Als Pride Rebellion rufen wir alle LGBTI+ auf: Wir können in unserer Community nicht mehr unter uns bleiben, sondern sollten einen Schritt zugehen auf die Leute, die sich jedes Sommerwochenende damit um die Ohren geschlagen haben, die Nazis von den CSDs fernzuhalten und ihnen einen Denkzettel zu verpassen: Die Straßen gehören immer noch uns. Wir müssen unsere Community politisieren. Und zwar nicht im Sinne der ganzen Parteien, die nichts als leere Worte hervorbringen, sondern gemeinsam mit all denen, die jeden Tag handfeste antifaschistische Arbeit machen – vor allem in Ostdeutschland. Wir müssen uns politisieren, uns stärker mit der antifaschistischen Bewegung zusammenschließen, damit auch wir lernen können, uns selbst zu verteidigen. Damit wir keine Angst mehr haben, wenn wir mit unseren Partner:innen über die Straße laufen, weil wir auf unser eigenes Selbstbewusstsein und unsere eigene Kraft vertrauen können.

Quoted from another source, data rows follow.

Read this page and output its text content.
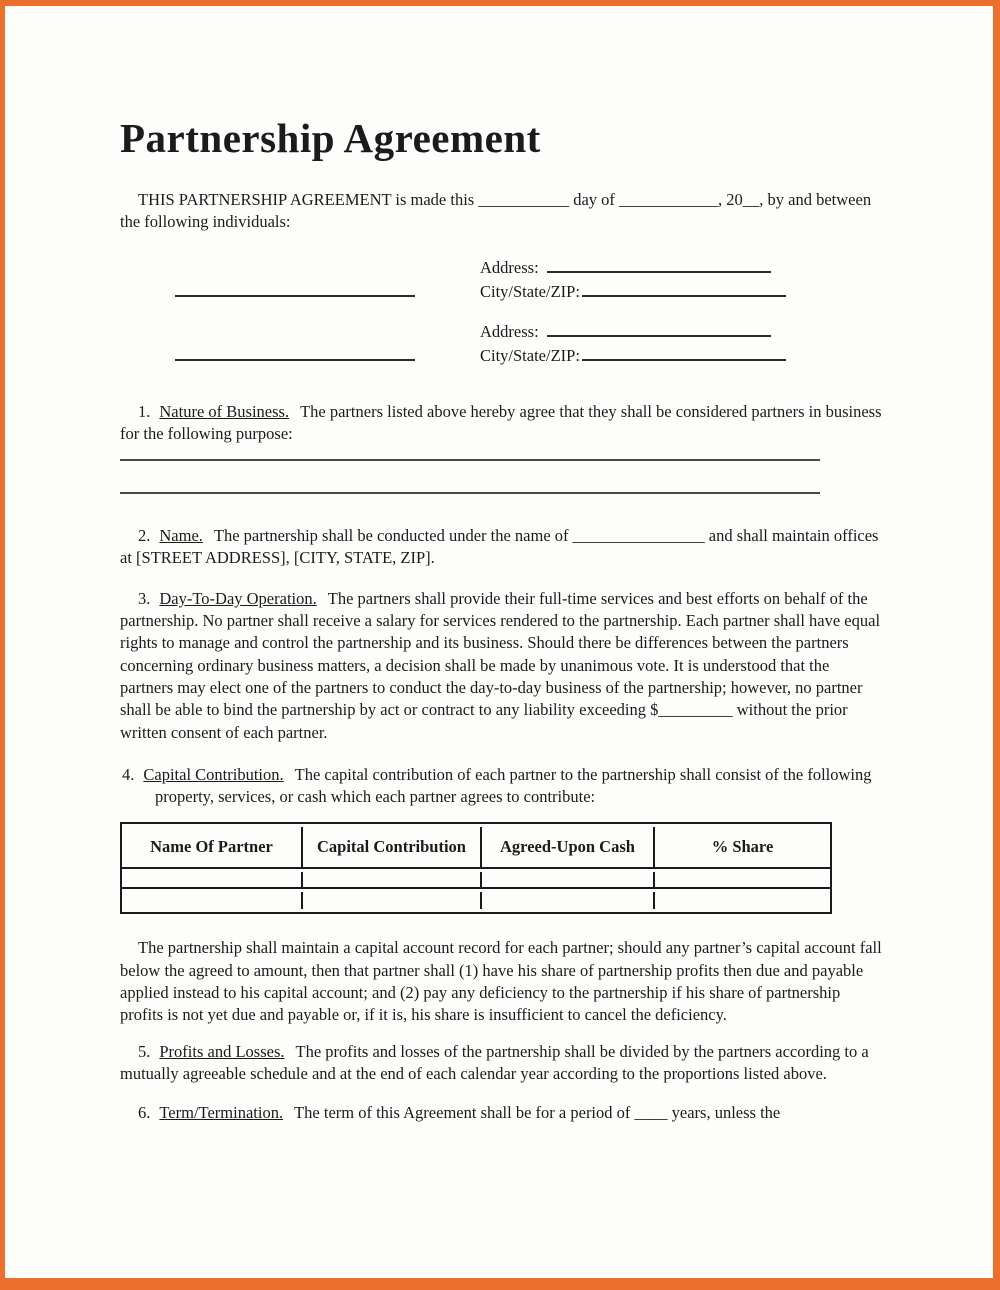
Partnership Agreement

THIS PARTNERSHIP AGREEMENT is made this ___________ day of ____________, 20__, by and between the following individuals:

Address:
City/State/ZIP:
Address:
City/State/ZIP:

1. Nature of Business. The partners listed above hereby agree that they shall be considered partners in business for the following purpose:

2. Name. The partnership shall be conducted under the name of ________________ and shall maintain offices at [STREET ADDRESS], [CITY, STATE, ZIP].

3. Day-To-Day Operation. The partners shall provide their full-time services and best efforts on behalf of the partnership. No partner shall receive a salary for services rendered to the partnership. Each partner shall have equal rights to manage and control the partnership and its business. Should there be differences between the partners concerning ordinary business matters, a decision shall be made by unanimous vote. It is understood that the partners may elect one of the partners to conduct the day-to-day business of the partnership; however, no partner shall be able to bind the partnership by act or contract to any liability exceeding $_________ without the prior written consent of each partner.

4. Capital Contribution. The capital contribution of each partner to the partnership shall consist of the following property, services, or cash which each partner agrees to contribute:

Name Of Partner	Capital Contribution	Agreed-Upon Cash	% Share

The partnership shall maintain a capital account record for each partner; should any partner’s capital account fall below the agreed to amount, then that partner shall (1) have his share of partnership profits then due and payable applied instead to his capital account; and (2) pay any deficiency to the partnership if his share of partnership profits is not yet due and payable or, if it is, his share is insufficient to cancel the deficiency.

5. Profits and Losses. The profits and losses of the partnership shall be divided by the partners according to a mutually agreeable schedule and at the end of each calendar year according to the proportions listed above.

6. Term/Termination. The term of this Agreement shall be for a period of ____ years, unless the
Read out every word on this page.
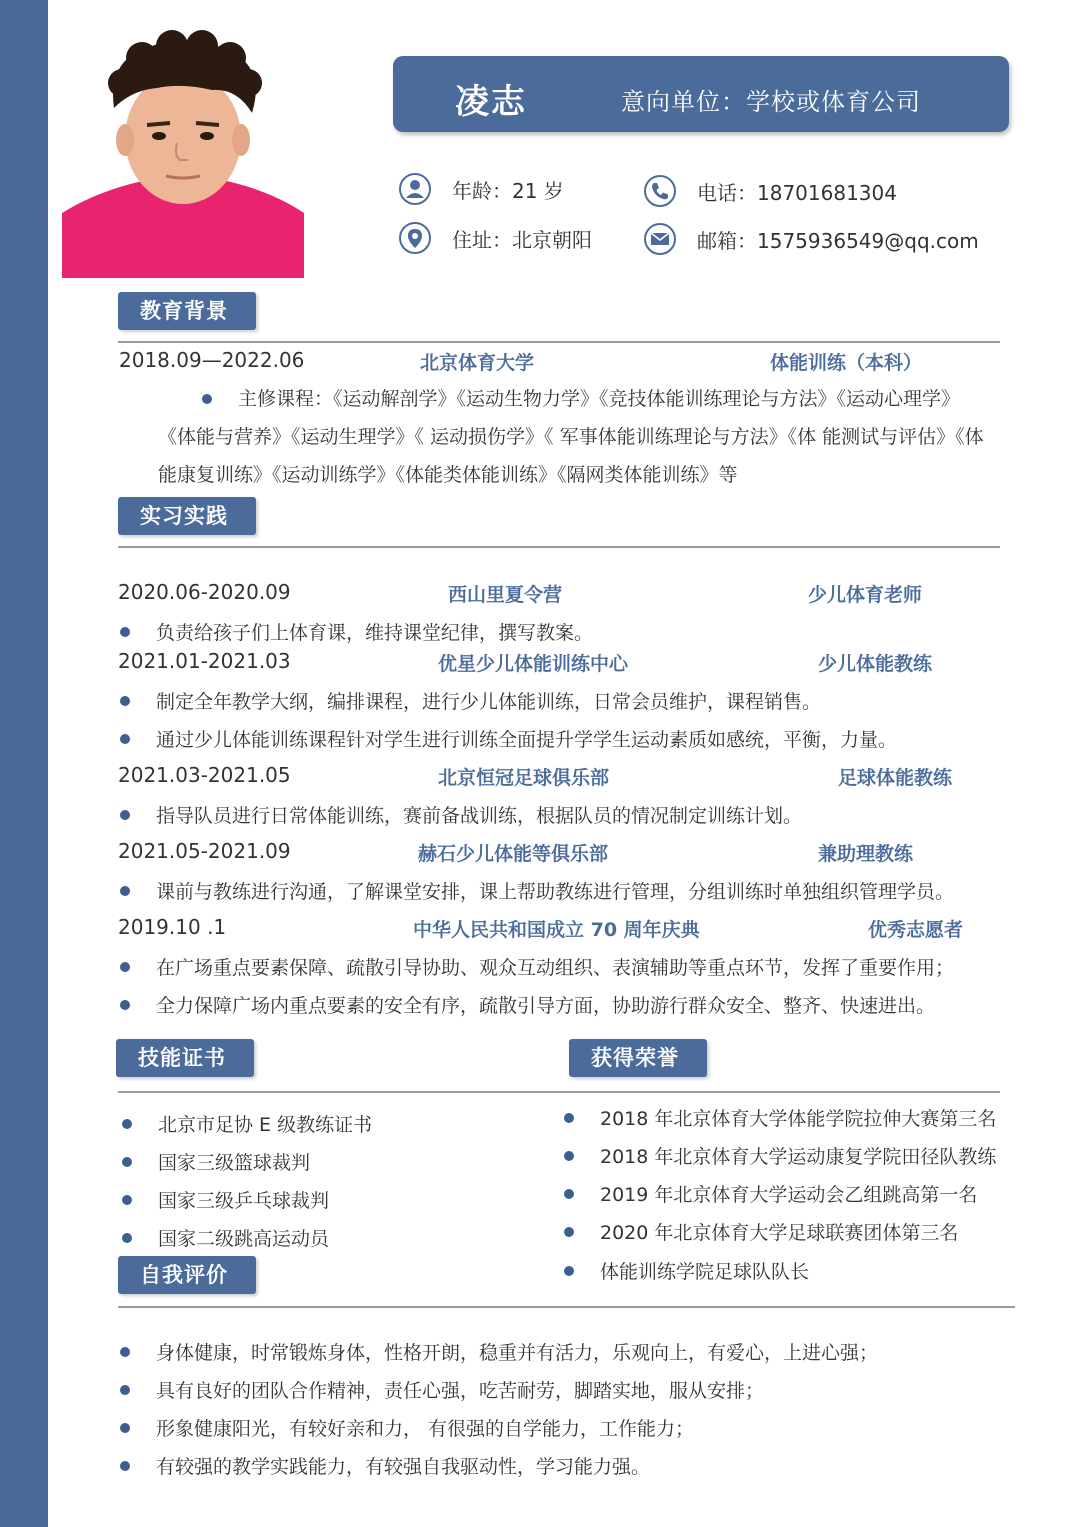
凌志	意向单位：学校或体育公司
年龄：21 岁
住址：北京朝阳
电话：18701681304
邮箱：1575936549@qq.com
教育背景
2018.09—2022.06	北京体育大学	体能训练（本科）
主修课程：《运动解剖学》《运动生物力学》《竞技体能训练理论与方法》《运动心理学》《体能与营养》《运动生理学》《 运动损伤学》《 军事体能训练理论与方法》《体 能测试与评估》《体能康复训练》《运动训练学》《体能类体能训练》《隔网类体能训练》等
实习实践
2020.06-2020.09	西山里夏令营	少儿体育老师
负责给孩子们上体育课，维持课堂纪律，撰写教案。
2021.01-2021.03	优星少儿体能训练中心	少儿体能教练
制定全年教学大纲，编排课程，进行少儿体能训练，日常会员维护，课程销售。
通过少儿体能训练课程针对学生进行训练全面提升学学生运动素质如感统，平衡，力量。
2021.03-2021.05	北京恒冠足球俱乐部	足球体能教练
指导队员进行日常体能训练，赛前备战训练，根据队员的情况制定训练计划。
2021.05-2021.09	赫石少儿体能等俱乐部	兼助理教练
课前与教练进行沟通，了解课堂安排，课上帮助教练进行管理，分组训练时单独组织管理学员。
2019.10 .1	中华人民共和国成立 70 周年庆典	优秀志愿者
在广场重点要素保障、疏散引导协助、观众互动组织、表演辅助等重点环节，发挥了重要作用；
全力保障广场内重点要素的安全有序，疏散引导方面，协助游行群众安全、整齐、快速进出。
技能证书	获得荣誉
北京市足协 E 级教练证书
国家三级篮球裁判
国家三级乒乓球裁判
国家二级跳高运动员
2018 年北京体育大学体能学院拉伸大赛第三名
2018 年北京体育大学运动康复学院田径队教练
2019 年北京体育大学运动会乙组跳高第一名
2020 年北京体育大学足球联赛团体第三名
体能训练学院足球队队长
自我评价
身体健康，时常锻炼身体，性格开朗，稳重并有活力，乐观向上，有爱心，上进心强；
具有良好的团队合作精神，责任心强，吃苦耐劳，脚踏实地，服从安排；
形象健康阳光，有较好亲和力， 有很强的自学能力，工作能力；
有较强的教学实践能力，有较强自我驱动性，学习能力强。
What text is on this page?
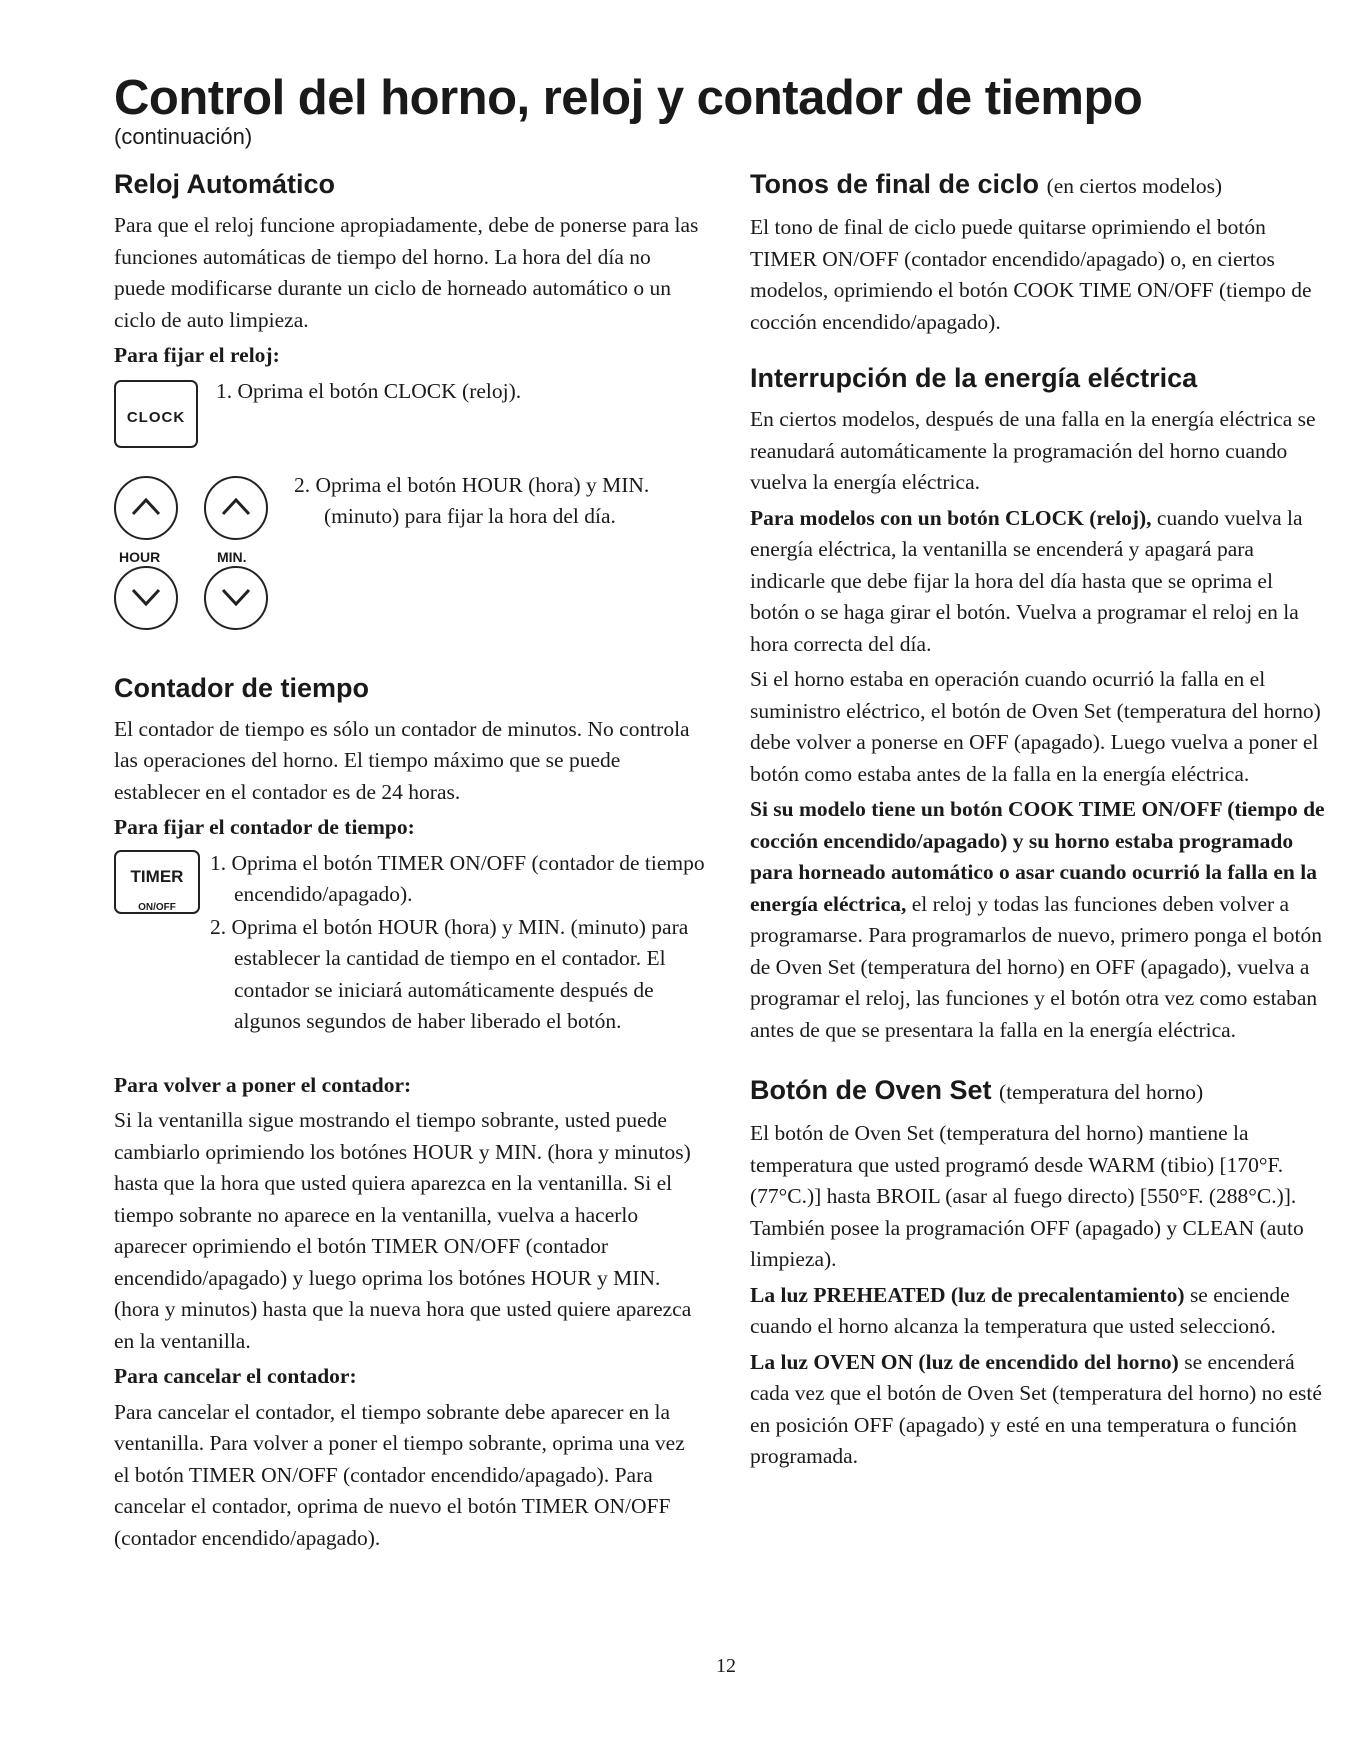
Control del horno, reloj y contador de tiempo
(continuación)
Reloj Automático

Para que el reloj funcione apropiadamente, debe de ponerse para las funciones automáticas de tiempo del horno. La hora del día no puede modificarse durante un ciclo de horneado automático o un ciclo de auto limpieza.

Para fijar el reloj:

CLOCK
1. Oprima el botón CLOCK (reloj).
HOUR	MIN.
2. Oprima el botón HOUR (hora) y MIN. (minuto) para fijar la hora del día.
Contador de tiempo

El contador de tiempo es sólo un contador de minutos. No controla las operaciones del horno. El tiempo máximo que se puede establecer en el contador es de 24 horas.

Para fijar el contador de tiempo:

TIMER
ON/OFF
1. Oprima el botón TIMER ON/OFF (contador de tiempo encendido/apagado).
2. Oprima el botón HOUR (hora) y MIN. (minuto) para establecer la cantidad de tiempo en el contador. El contador se iniciará automáticamente después de algunos segundos de haber liberado el botón.

Para volver a poner el contador:

Si la ventanilla sigue mostrando el tiempo sobrante, usted puede cambiarlo oprimiendo los botónes HOUR y MIN. (hora y minutos) hasta que la hora que usted quiera aparezca en la ventanilla. Si el tiempo sobrante no aparece en la ventanilla, vuelva a hacerlo aparecer oprimiendo el botón TIMER ON/OFF (contador encendido/apagado) y luego oprima los botónes HOUR y MIN. (hora y minutos) hasta que la nueva hora que usted quiere aparezca en la ventanilla.

Para cancelar el contador:

Para cancelar el contador, el tiempo sobrante debe aparecer en la ventanilla. Para volver a poner el tiempo sobrante, oprima una vez el botón TIMER ON/OFF (contador encendido/apagado). Para cancelar el contador, oprima de nuevo el botón TIMER ON/OFF (contador encendido/apagado).

Tonos de final de ciclo (en ciertos modelos)

El tono de final de ciclo puede quitarse oprimiendo el botón TIMER ON/OFF (contador encendido/apagado) o, en ciertos modelos, oprimiendo el botón COOK TIME ON/OFF (tiempo de cocción encendido/apagado).

Interrupción de la energía eléctrica

En ciertos modelos, después de una falla en la energía eléctrica se reanudará automáticamente la programación del horno cuando vuelva la energía eléctrica.

Para modelos con un botón CLOCK (reloj), cuando vuelva la energía eléctrica, la ventanilla se encenderá y apagará para indicarle que debe fijar la hora del día hasta que se oprima el botón o se haga girar el botón. Vuelva a programar el reloj en la hora correcta del día.

Si el horno estaba en operación cuando ocurrió la falla en el suministro eléctrico, el botón de Oven Set (temperatura del horno) debe volver a ponerse en OFF (apagado). Luego vuelva a poner el botón como estaba antes de la falla en la energía eléctrica.

Si su modelo tiene un botón COOK TIME ON/OFF (tiempo de cocción encendido/apagado) y su horno estaba programado para horneado automático o asar cuando ocurrió la falla en la energía eléctrica, el reloj y todas las funciones deben volver a programarse. Para programarlos de nuevo, primero ponga el botón de Oven Set (temperatura del horno) en OFF (apagado), vuelva a programar el reloj, las funciones y el botón otra vez como estaban antes de que se presentara la falla en la energía eléctrica.

Botón de Oven Set (temperatura del horno)

El botón de Oven Set (temperatura del horno) mantiene la temperatura que usted programó desde WARM (tibio) [170°F. (77°C.)] hasta BROIL (asar al fuego directo) [550°F. (288°C.)]. También posee la programación OFF (apagado) y CLEAN (auto limpieza).

La luz PREHEATED (luz de precalentamiento) se enciende cuando el horno alcanza la temperatura que usted seleccionó.

La luz OVEN ON (luz de encendido del horno) se encenderá cada vez que el botón de Oven Set (temperatura del horno) no esté en posición OFF (apagado) y esté en una temperatura o función programada.

12
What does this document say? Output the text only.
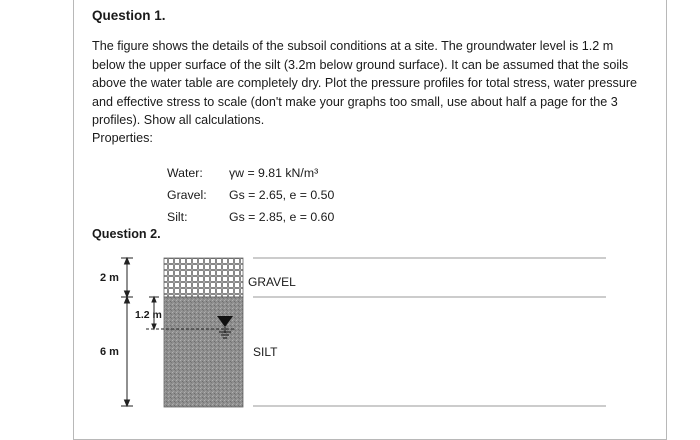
Question 1.

The figure shows the details of the subsoil conditions at a site. The groundwater level is 1.2 m below the upper surface of the silt (3.2m below ground surface). It can be assumed that the soils above the water table are completely dry. Plot the pressure profiles for total stress, water pressure and effective stress to scale (don't make your graphs too small, use about half a page for the 3 profiles). Show all calculations.

Properties:
Water: γw = 9.81 kN/m³
Gravel: Gs = 2.65, e = 0.50
Silt:	Gs = 2.85, e = 0.60
Question 2.
2 m
6 m
1.2 m
GRAVEL
SILT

Unser zweiter Aufruf richtet sich an die antifaschistische Bewegung: Wir können noch viel mehr, als wir in den letzten Wochen gezeigt haben. Es geht heute darum, unsere Städte gegen die Nazis, die jeden Tag an Selbstvertrauen gewinnen, zu verteidigen. Darum, Zustände der 90er Jahre zu verhindern.  Die Faschisten aus unseren Städten zu verjagen. Wir müssen die Gefahr der wachsenden faschistischen Bewegungen erkennen und unseren Anspruch erhöhen. Wir müssen alte Konflikte beilegen, um uns auf den politischen Kampf zu konzentrieren. Die LGBTI+ Community, aber genauso das ganze Land, braucht jetzt eine starke antifaschistische Bewegung, die sich zum Ziel setzt, die Nazis gemeinsam zu vertreiben, und die alles daran legt, dieses auch umzusetzen.

Mit diesen beiden Aufrufen wollen wir auch sagen: Lasst uns ganz konkret aufeinander zugehen. Lernen wir uns kennen, bilden wir Bündnisse, diskutieren wir miteinander und halten wir es auch aus, wenn wir unterschiedlicher Meinung sind. Solange wir uns auf der Basis begegnen können, dass weder SPD und Grüne noch die Polizei uns vor den Faschisten schützen werden, sondern dass wir politisch sein und uns selbst kollektiv verteidigen müssen.

Dieser Beitrag soll auswerten und nach vorne schauen. Wir erleben, dass gerade junge LGBTI+ hinterfragen und politischer werden. Es ist auch bitter nötig. Der CSD-Sommer geht zu Ende. Aber um unsere Existenz kämpfen wir jeden Tag im Jahr. Lasst uns diesen Sommer zu einem Wendepunkt machen und den Angriff der Nazis ins Gegenteil umkehren.